Israel has also been eager to keep the battlefront open with Hezbollah in Lebanon and Iran, hoping that a regional war would force the direct involvement of the US and other Western allies. On the Lebanese front, Israel, Hezbollah and other armed factions exchanged 4,733 attacks from October 7, 2023 to March 15, 2024. Israel was responsible for 3,952 of these incidents. Alongside Hezbollah operatives, those attacks killed many civilians, including children, as well as journalists and medics.

When Israel carried out its strike on the Iranian mission in Damascus, it killed Brigadier-General Mohammad Reza Zahedi, a senior commander in Iran’s Islamic Revolutionary Guard Corps (IRGC). Zahedi was the highest-ranking Iranian official to be assassinated since the US killing of Major-General Qassem Soleimani in 2020. Iran’s retaliation was also the first time that a foreign country had directly attacked Israel since 1991.

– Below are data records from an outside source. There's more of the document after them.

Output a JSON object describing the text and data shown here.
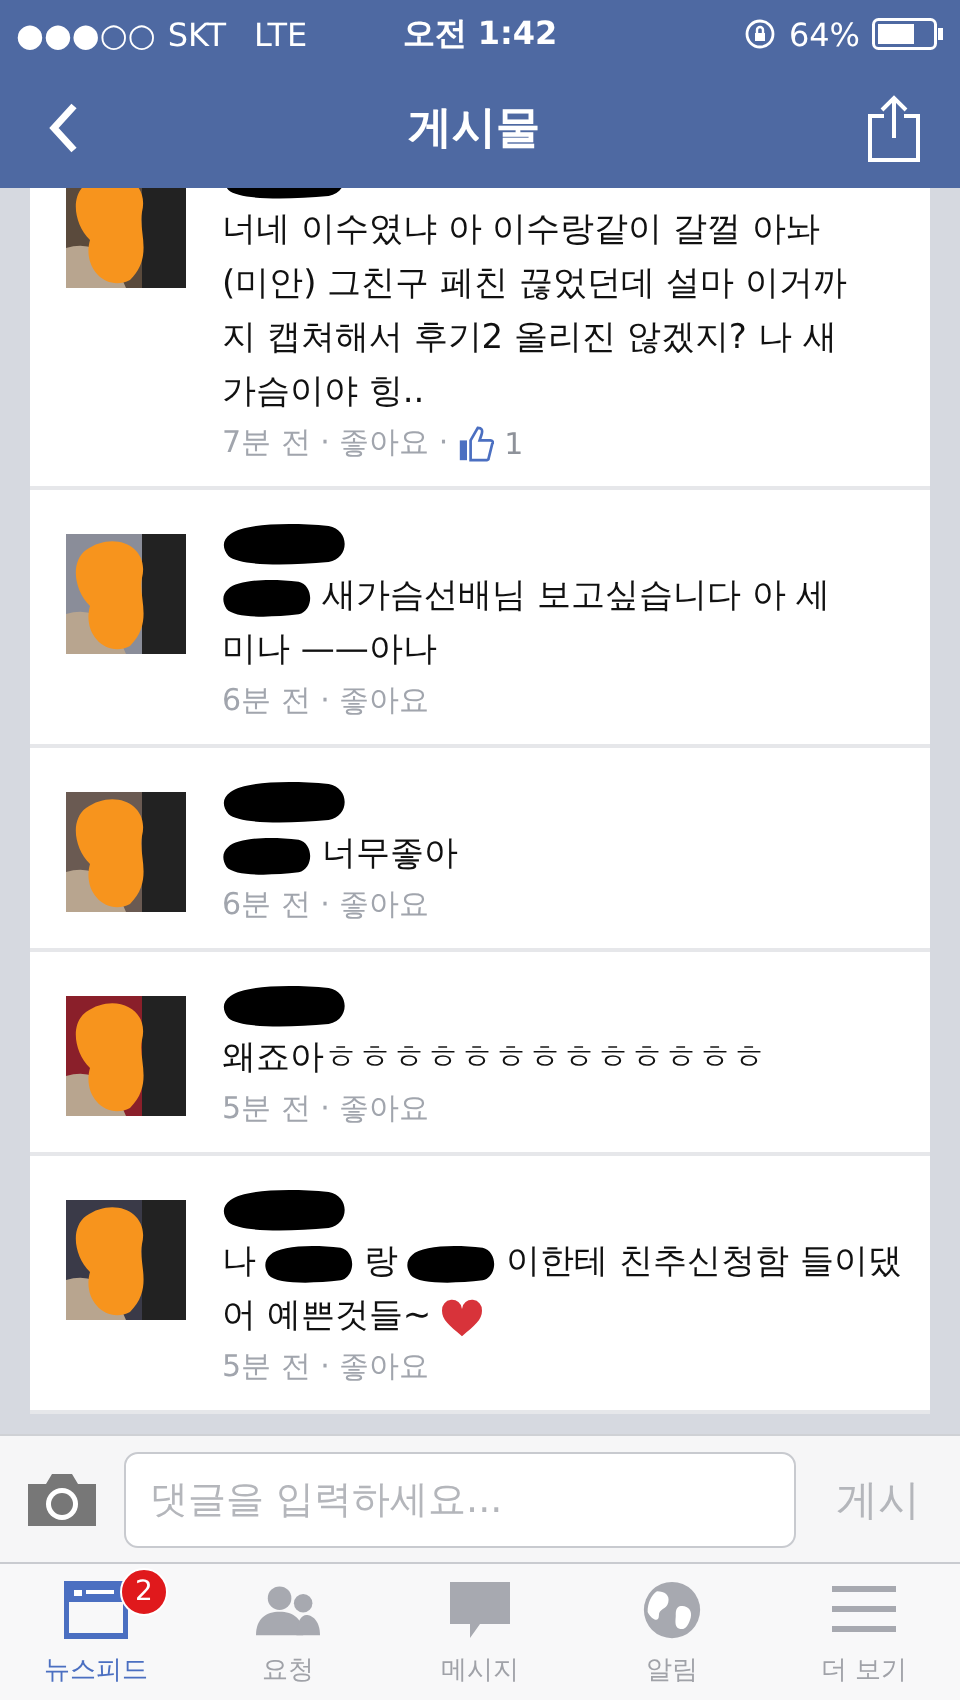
{
  "status_bar": {
    "signal": "●●●○○",
    "carrier": "SKT",
    "network": "LTE",
    "time": "오전 1:42",
    "battery": "64%"
  },
  "nav": {
    "title": "게시물"
  },
  "comments": [
    {
      "name_redacted": true,
      "lines": [
        [
          {
            "kind": "text",
            "text": "너네 이수였냐 아 이수랑같이 갈껄 아놔"
          }
        ],
        [
          {
            "kind": "text",
            "text": "(미안) 그친구 페친 끊었던데 설마 이거까"
          }
        ],
        [
          {
            "kind": "text",
            "text": "지 캡쳐해서 후기2 올리진 않겠지? 나 새"
          }
        ],
        [
          {
            "kind": "text",
            "text": "가슴이야 힝.."
          }
        ]
      ],
      "meta": "7분 전 · 좋아요 ·",
      "likes": "1"
    },
    {
      "name_redacted": true,
      "lines": [
        [
          {
            "kind": "redaction"
          },
          {
            "kind": "text",
            "text": "새가슴선배님 보고싶습니다 아 세"
          }
        ],
        [
          {
            "kind": "text",
            "text": "미나 ——아나"
          }
        ]
      ],
      "meta": "6분 전 · 좋아요"
    },
    {
      "name_redacted": true,
      "lines": [
        [
          {
            "kind": "redaction"
          },
          {
            "kind": "text",
            "text": "너무좋아"
          }
        ]
      ],
      "meta": "6분 전 · 좋아요"
    },
    {
      "name_redacted": true,
      "lines": [
        [
          {
            "kind": "text",
            "text": "왜죠아ㅎㅎㅎㅎㅎㅎㅎㅎㅎㅎㅎㅎㅎ"
          }
        ]
      ],
      "meta": "5분 전 · 좋아요"
    },
    {
      "name_redacted": true,
      "lines": [
        [
          {
            "kind": "text",
            "text": "나"
          },
          {
            "kind": "redaction"
          },
          {
            "kind": "text",
            "text": "랑"
          },
          {
            "kind": "redaction"
          },
          {
            "kind": "text",
            "text": "이한테 친추신청함 들이댔"
          }
        ],
        [
          {
            "kind": "text",
            "text": "어 예쁜것들~"
          },
          {
            "kind": "heart"
          }
        ]
      ],
      "meta": "5분 전 · 좋아요"
    }
  ],
  "composer": {
    "placeholder": "댓글을 입력하세요...",
    "post": "게시"
  },
  "tabs": [
    {
      "kind": "feed",
      "label": "뉴스피드",
      "selected": true,
      "badge": "2"
    },
    {
      "kind": "friends",
      "label": "요청",
      "selected": false
    },
    {
      "kind": "messages",
      "label": "메시지",
      "selected": false
    },
    {
      "kind": "globe",
      "label": "알림",
      "selected": false
    },
    {
      "kind": "more",
      "label": "더 보기",
      "selected": false
    }
  ]
}
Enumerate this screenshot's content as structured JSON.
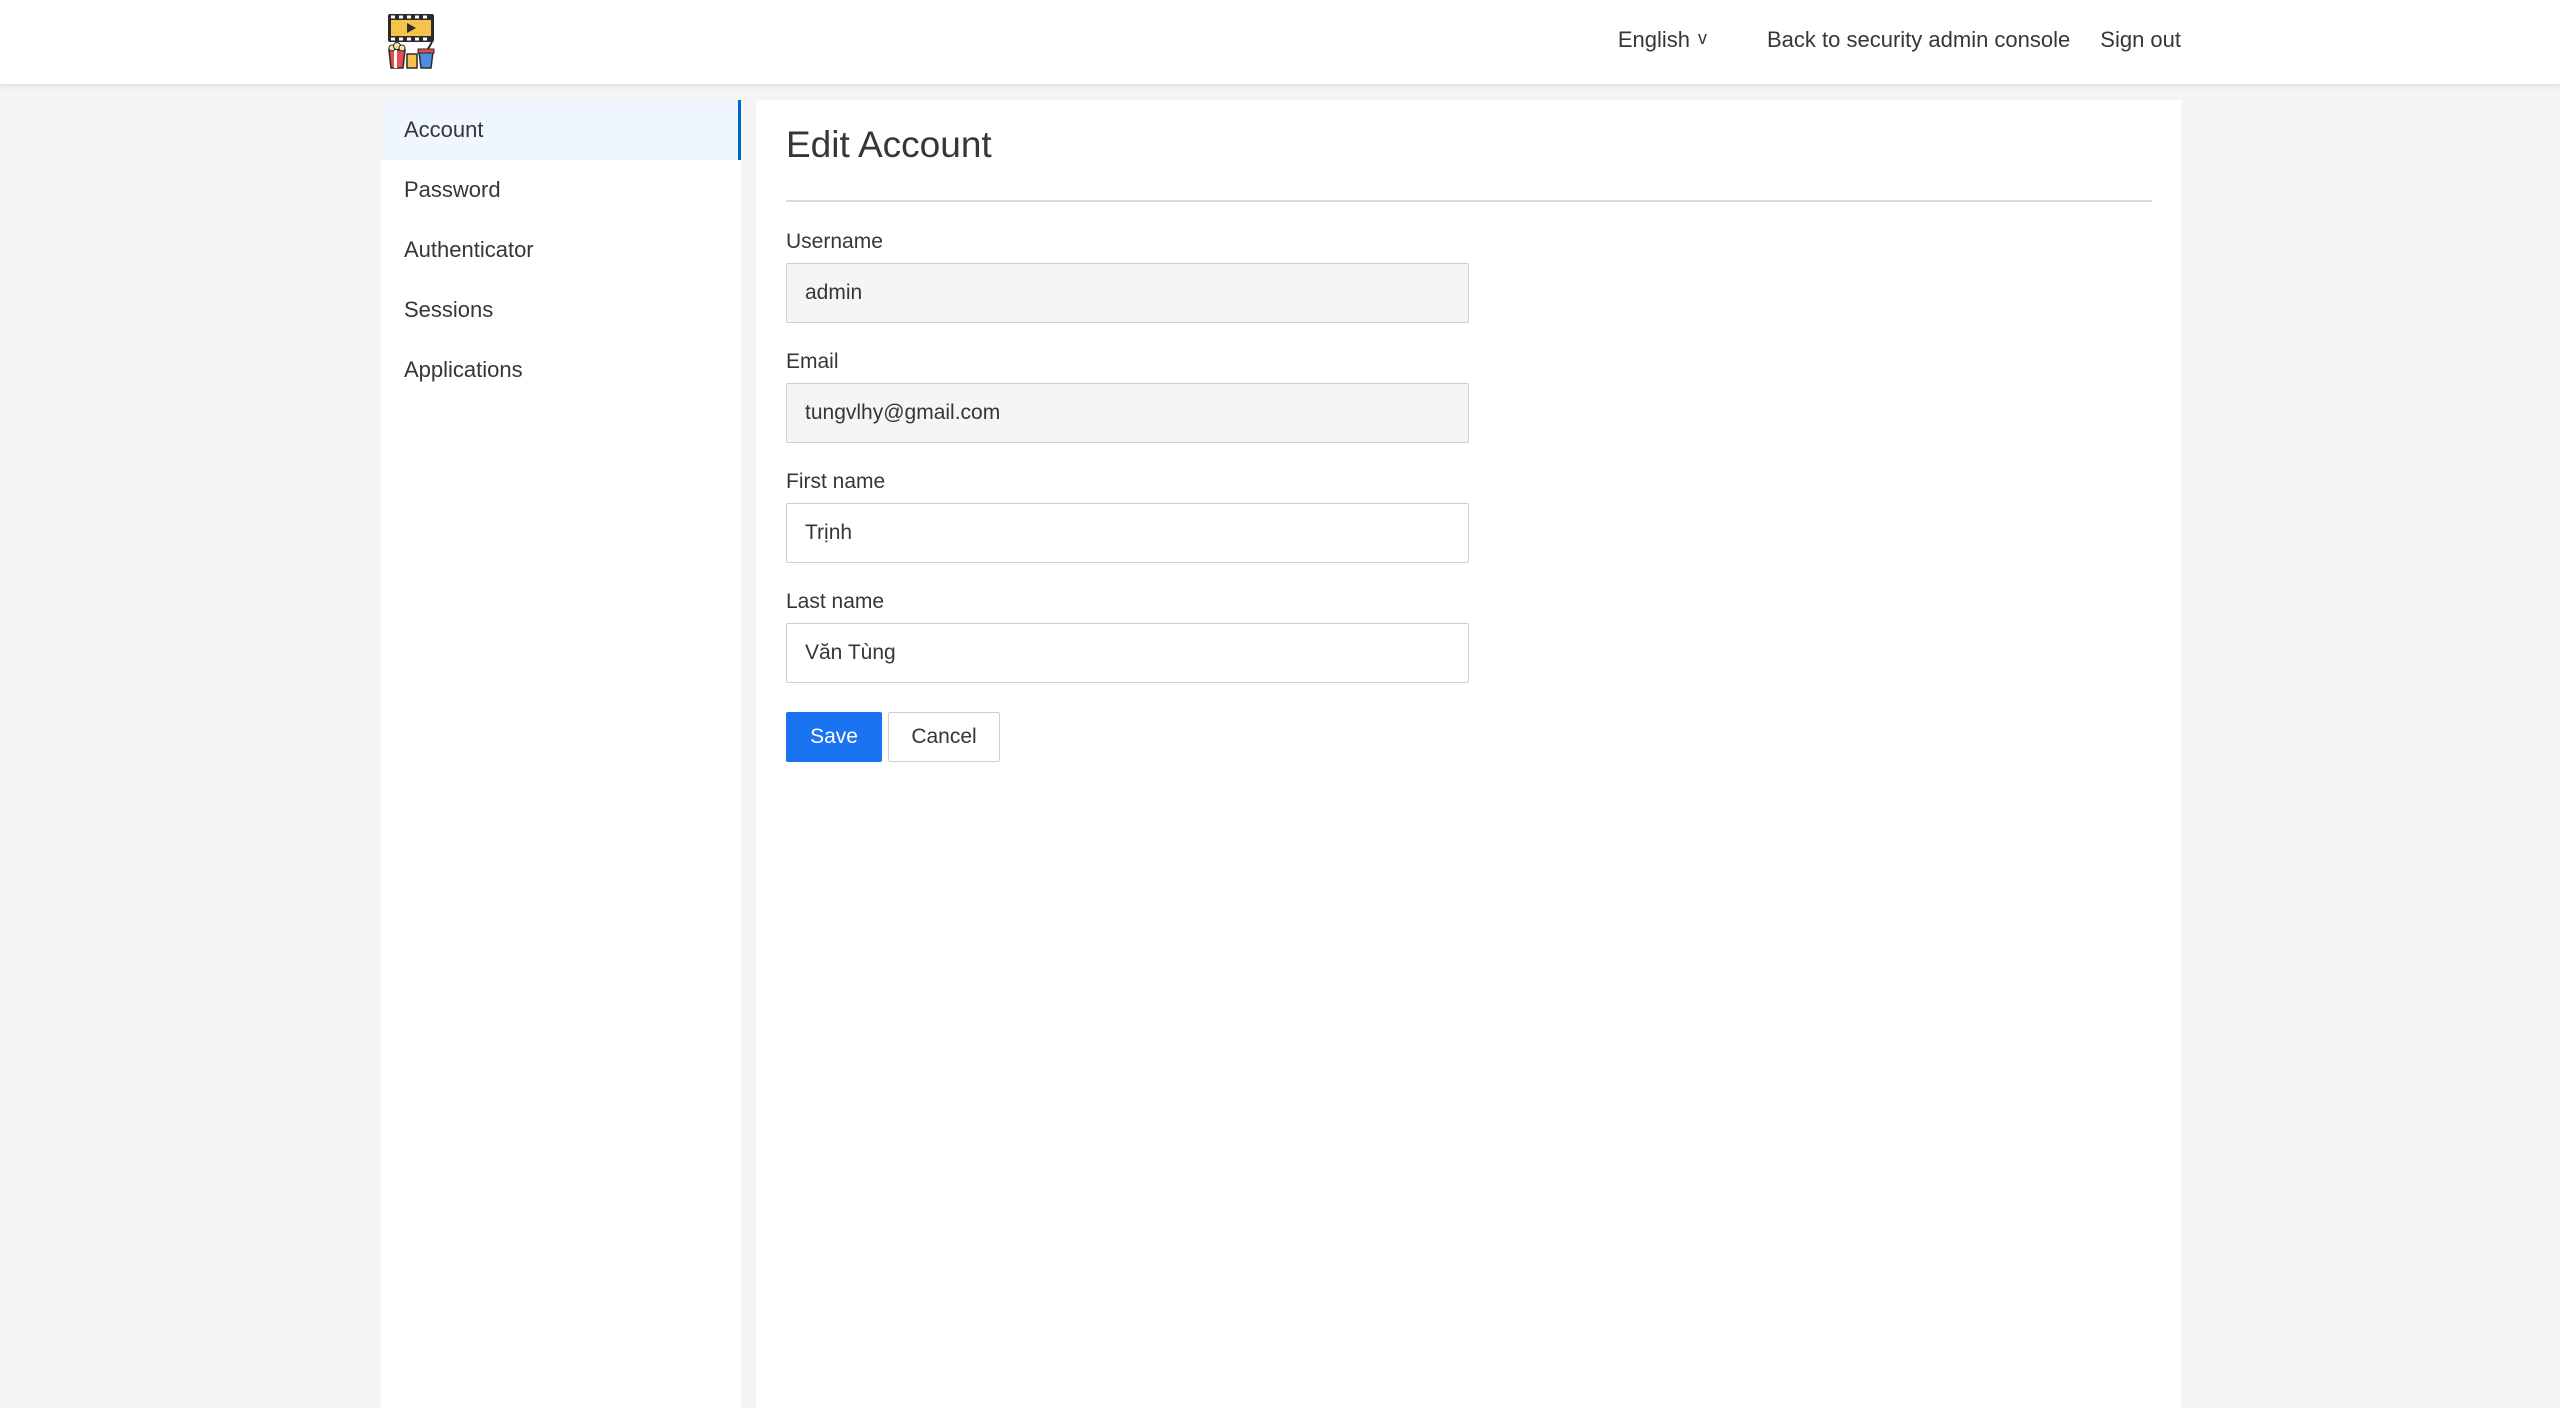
{
  "header": {
    "logo_name": "cinema-logo",
    "language": "English",
    "language_chevron": "v",
    "back_link": "Back to security admin console",
    "sign_out": "Sign out"
  },
  "sidebar": {
    "items": [
      {
        "label": "Account",
        "active": true
      },
      {
        "label": "Password",
        "active": false
      },
      {
        "label": "Authenticator",
        "active": false
      },
      {
        "label": "Sessions",
        "active": false
      },
      {
        "label": "Applications",
        "active": false
      }
    ]
  },
  "main": {
    "title": "Edit Account",
    "fields": {
      "username": {
        "label": "Username",
        "value": "admin",
        "readonly": true
      },
      "email": {
        "label": "Email",
        "value": "tungvlhy@gmail.com",
        "readonly": true
      },
      "first_name": {
        "label": "First name",
        "value": "Trịnh",
        "readonly": false
      },
      "last_name": {
        "label": "Last name",
        "value": "Văn Tùng",
        "readonly": false
      }
    },
    "save_label": "Save",
    "cancel_label": "Cancel"
  },
  "colors": {
    "accent": "#1a73f0",
    "active_indicator": "#0066cc",
    "active_bg": "#f0f6fd",
    "page_bg": "#f5f5f5"
  }
}
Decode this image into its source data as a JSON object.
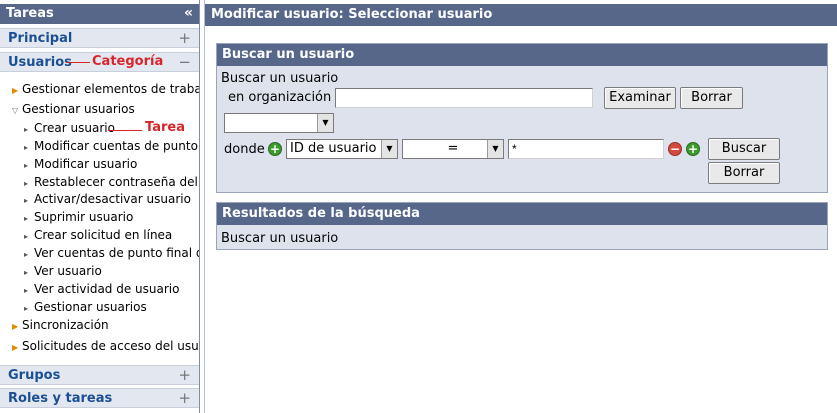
{
  "sidebar": {
    "title": "Tareas",
    "collapse_glyph": "«",
    "categories": {
      "principal": "Principal",
      "usuarios": "Usuarios",
      "grupos": "Grupos",
      "roles": "Roles y tareas"
    },
    "toggle_plus": "+",
    "toggle_minus": "−",
    "annotations": {
      "categoria": "Categoría",
      "tarea": "Tarea"
    },
    "tree": [
      "Gestionar elementos de trabajo",
      "Gestionar usuarios",
      "Crear usuario",
      "Modificar cuentas de punto final",
      "Modificar usuario",
      "Restablecer contraseña del usuario",
      "Activar/desactivar usuario",
      "Suprimir usuario",
      "Crear solicitud en línea",
      "Ver cuentas de punto final del usuario",
      "Ver usuario",
      "Ver actividad de usuario",
      "Gestionar usuarios",
      "Sincronización",
      "Solicitudes de acceso del usuario"
    ]
  },
  "main": {
    "title": "Modificar usuario: Seleccionar usuario",
    "search_panel": {
      "header": "Buscar un usuario",
      "label_line1": "Buscar un usuario",
      "label_line2": "en organización",
      "org_value": "",
      "examinar": "Examinar",
      "borrar": "Borrar",
      "scope_value": "",
      "donde": "donde",
      "attribute": "ID de usuario",
      "operator": "=",
      "value": "*",
      "buscar": "Buscar",
      "borrar2": "Borrar"
    },
    "results_panel": {
      "header": "Resultados de la búsqueda",
      "text": "Buscar un usuario"
    }
  },
  "colors": {
    "header_bg": "#56678a",
    "panel_bg": "#dde2ec",
    "category_text": "#1b4f93",
    "annotation": "#d7262b"
  }
}
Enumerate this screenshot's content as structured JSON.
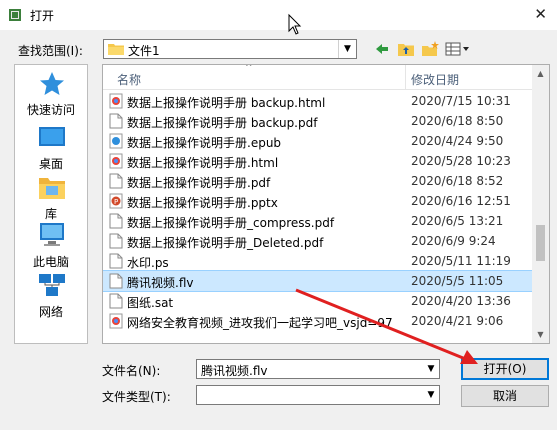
{
  "window": {
    "title": "打开"
  },
  "lookin": {
    "label": "查找范围(I):",
    "value": "文件1"
  },
  "places": [
    {
      "label": "快速访问",
      "icon": "star-icon"
    },
    {
      "label": "桌面",
      "icon": "desktop-icon"
    },
    {
      "label": "库",
      "icon": "library-icon"
    },
    {
      "label": "此电脑",
      "icon": "computer-icon"
    },
    {
      "label": "网络",
      "icon": "network-icon"
    }
  ],
  "columns": {
    "name": "名称",
    "date": "修改日期"
  },
  "files": [
    {
      "name": "数据上报操作说明手册 backup.html",
      "date": "2020/7/15 10:31",
      "icon": "html"
    },
    {
      "name": "数据上报操作说明手册 backup.pdf",
      "date": "2020/6/18 8:50",
      "icon": "doc"
    },
    {
      "name": "数据上报操作说明手册.epub",
      "date": "2020/4/24 9:50",
      "icon": "epub"
    },
    {
      "name": "数据上报操作说明手册.html",
      "date": "2020/5/28 10:23",
      "icon": "html"
    },
    {
      "name": "数据上报操作说明手册.pdf",
      "date": "2020/6/18 8:52",
      "icon": "doc"
    },
    {
      "name": "数据上报操作说明手册.pptx",
      "date": "2020/6/16 12:51",
      "icon": "pptx"
    },
    {
      "name": "数据上报操作说明手册_compress.pdf",
      "date": "2020/6/5 13:21",
      "icon": "doc"
    },
    {
      "name": "数据上报操作说明手册_Deleted.pdf",
      "date": "2020/6/9 9:24",
      "icon": "doc"
    },
    {
      "name": "水印.ps",
      "date": "2020/5/11 11:19",
      "icon": "doc"
    },
    {
      "name": "腾讯视频.flv",
      "date": "2020/5/5 11:05",
      "icon": "doc",
      "selected": true
    },
    {
      "name": "图纸.sat",
      "date": "2020/4/20 13:36",
      "icon": "doc"
    },
    {
      "name": "网络安全教育视频_进攻我们一起学习吧_vsjd=97",
      "date": "2020/4/21 9:06",
      "icon": "html"
    }
  ],
  "filename": {
    "label": "文件名(N):",
    "value": "腾讯视频.flv"
  },
  "filetype": {
    "label": "文件类型(T):",
    "value": ""
  },
  "buttons": {
    "open": "打开(O)",
    "cancel": "取消"
  },
  "colors": {
    "selection": "#cce8ff",
    "accent": "#0078d7",
    "arrow": "#e02020"
  }
}
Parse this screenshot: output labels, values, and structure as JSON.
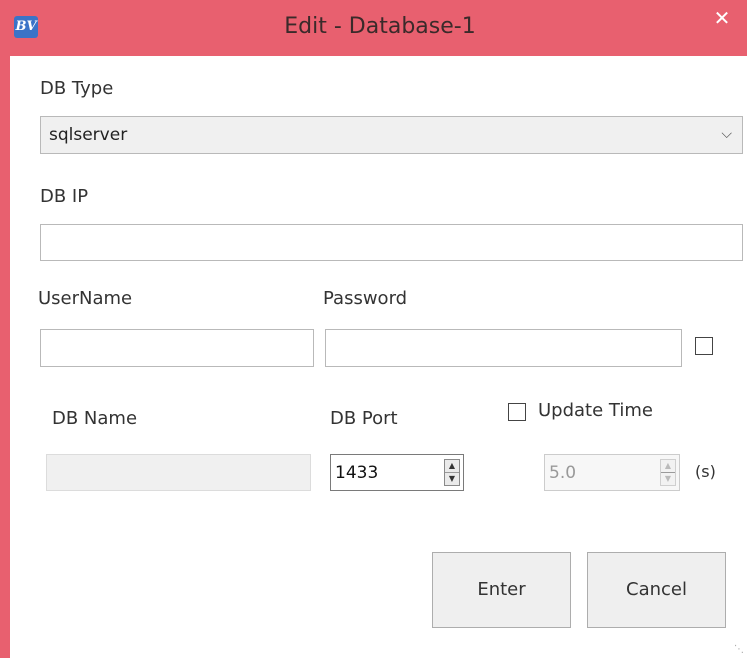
{
  "window": {
    "app_icon_text": "BV",
    "title": "Edit - Database-1",
    "close_glyph": "✕"
  },
  "form": {
    "db_type_label": "DB Type",
    "db_type_value": "sqlserver",
    "db_ip_label": "DB IP",
    "db_ip_value": "",
    "username_label": "UserName",
    "username_value": "",
    "password_label": "Password",
    "password_value": "",
    "show_password_checked": false,
    "db_name_label": "DB Name",
    "db_name_value": "",
    "db_port_label": "DB Port",
    "db_port_value": "1433",
    "update_time_label": "Update Time",
    "update_time_checked": false,
    "update_time_value": "5.0",
    "update_time_unit": "(s)"
  },
  "buttons": {
    "enter_label": "Enter",
    "cancel_label": "Cancel"
  },
  "icons": {
    "app": "bv-logo-icon",
    "close": "close-icon",
    "dropdown": "chevron-down-icon",
    "spin_up": "spin-up-icon",
    "spin_down": "spin-down-icon",
    "resize": "resize-grip-icon"
  },
  "colors": {
    "titlebar": "#e8606f",
    "client": "#ffffff"
  }
}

Ironically, Iran – often treated in the West as a prototypical rogue state – has insisted on a restrained approach, declaring that the “matter can be deemed concluded”. But it has required some diplomatic wrangling to convince Israel to keep its response muted. Reportedly, US President Joe Biden has told Prime Minister Benjamin Netanyahu to simply “take the win”, after Israel “thwarted” Iran’s attack. In exchange for a limited Israeli response, Biden has reportedly greenlighted the Israeli ground invasion of Rafah, even though every actor in the region opposes the operation. Cairo has warned that the invasion of Rafah could even endanger the peace accord between Egypt and Israel.

Numbers do not lie either. That Israel is largely isolated was self-evident in the voting tally for the United Nations General Assembly resolution calling for a ceasefire back in December. While 153 countries voted for the resolution, only 10, including Israel and the US, voted against it. In the last UNSC vote on March 25, 2024, 14 out of 15 members voted in favour of the resolution calling for an immediate ceasefire. Notably, the US chose to abstain rather than do what it usually does – veto any resolution that seeks to restrain Israeli actions against Palestinians.

Israel is able to persist with its rogue conduct and obstinate circumvention of international laws, regulations, and norms because it has strong, all-season allies like the US in the West. But labelling Israel as a rogue actor and treating it as such, is an essential condition for any punitive actions the international community can take against a country that has violated the rights of Palestinians for 75 years with utmost impunity.

With countries like Canada, the Netherlands, Japan, Spain, and Belgium suspending arms sales to Israel, it would seem that its rogue nature is gaining some recognition. Eventually, one would hope that supporting Israel would become too much of a liability, even for the US, and this would make way for Palestinian liberation.

The views expressed in this article are the author’s own and do not necessarily reflect Al Jazeera’s editorial stance.